Telling Make about our new target file
Finally, add our new target file to the MATLAB build shortcut in the combined recipes section of the Makefile. If you wanted to skip this step, you could have Make run the target directly by specifying Make target_name
. However, in this case, we want to use Make to build and track all our MATLAB scripts.
#==============================================================================#
# RECIPES #
#==============================================================================#
# COMBINED ============================================================#
# "RECIPES" combination recipes create groups of assets such as all #
# tables or figures. #
# definition: recipe_name: asset1 asset2 #
# usage: make recipe_name #
#==============================================================================#
all: matlab
matlab: $(MB)model_loadDataset.mat $(MB)model_contDataset.mat
Building our second data model
Setting up the Makefile first can make the development of the final script more efficient. When a pre-existing project is being converted, much of the Makefile can be planned by working backwards from the manuscript assets (i.e., tables and figures).
Creating the second data model: reshaping data
Let’s create a second data model which will reshape the trial dimension of our EEG datasets and form continuous data suitable for import into brainstorm. Narrowing in on the scope of this script, we want to load our previous target, perform our conversion operation, and save a new MAT file with the updated data model.

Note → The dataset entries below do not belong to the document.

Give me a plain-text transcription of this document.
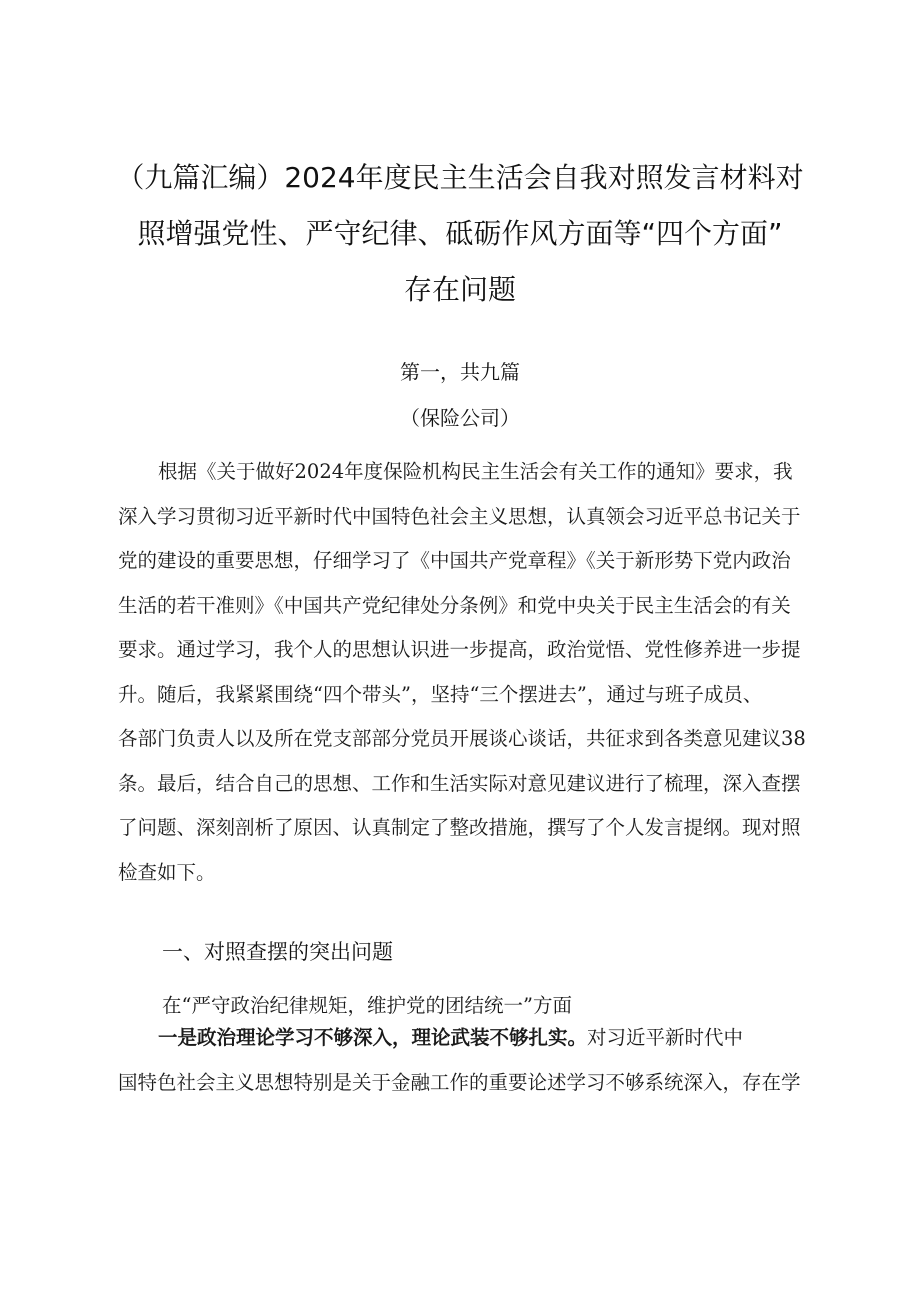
（九篇汇编）2024年度民主生活会自我对照发言材料对
照增强党性、严守纪律、砥砺作风方面等“四个方面”
存在问题
第一，共九篇
（保险公司）
根据《关于做好2024年度保险机构民主生活会有关工作的通知》要求，我
深入学习贯彻习近平新时代中国特色社会主义思想，认真领会习近平总书记关于
党的建设的重要思想，仔细学习了《中国共产党章程》《关于新形势下党内政治
生活的若干准则》《中国共产党纪律处分条例》和党中央关于民主生活会的有关
要求。通过学习，我个人的思想认识进一步提高，政治觉悟、党性修养进一步提
升。随后，我紧紧围绕“四个带头”，坚持“三个摆进去”，通过与班子成员、
各部门负责人以及所在党支部部分党员开展谈心谈话，共征求到各类意见建议38
条。最后，结合自己的思想、工作和生活实际对意见建议进行了梳理，深入查摆
了问题、深刻剖析了原因、认真制定了整改措施，撰写了个人发言提纲。现对照
检查如下。
一、对照查摆的突出问题
在“严守政治纪律规矩，维护党的团结统一”方面
一是政治理论学习不够深入，理论武装不够扎实。对习近平新时代中
国特色社会主义思想特别是关于金融工作的重要论述学习不够系统深入，存在学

Let’s rapidly prototype our script by:
- create copy and open
model_loadDataset.m
- change
basename = 'loadDataset'
tobasename=
'contDataset'
- modify the import data to
data_file = 'model_loadDataset.mat'
- no change to the
output_file_extension = 'MAT'
Next we will add our code for converting our data to continuous data.
try
p.bst_prepareContinuousData;
status = 'Epoch2ContinuousData: Success.';
catch
status = "Epoch2ContinuousData: Fail.";
end
Sidebar: Try-Catch blocks to Track Errors
Try-Catch blocks are simple ways to try code and understand what happens when there is a failure without abruptly existing your code. In this case, we “try” the function to convert our data. If the “try” succeeds or fails the variable status will be updated. The “try” block will keep MATLAB from crashing if something within the bracket causes an error. It will literally “catch” the error and allow the script to continue.
Saving and running the second data model
At this point, the template code will save a MAT of the updated EEG structure. Since we have already updated the Makefile, feel free to now run the command make matlab
.
If everything is working correctly, Make will recognize the first data model has already been built and will move on to the new data model you just created. Following completion you should have two Build products in your MATLAB Build directory.
Directory: E:\data\CommBioEEGRev\MatlabBuild
Mode LastWriteTime Length Name
---- ------------- ------ ----
-a---- 9/14/2021 10:11 AM 52423067 model_contDataset.mat
-a---- 9/14/2021 10:05 AM 52118136 model_loadDataset.mat
Conclusion of Part 3
At this point we have become familiar with how to create data models in Matlab using an automated build process with Make. In Part 4 we will accelerate further by diving into automating the generation of an EEG source model. Finally.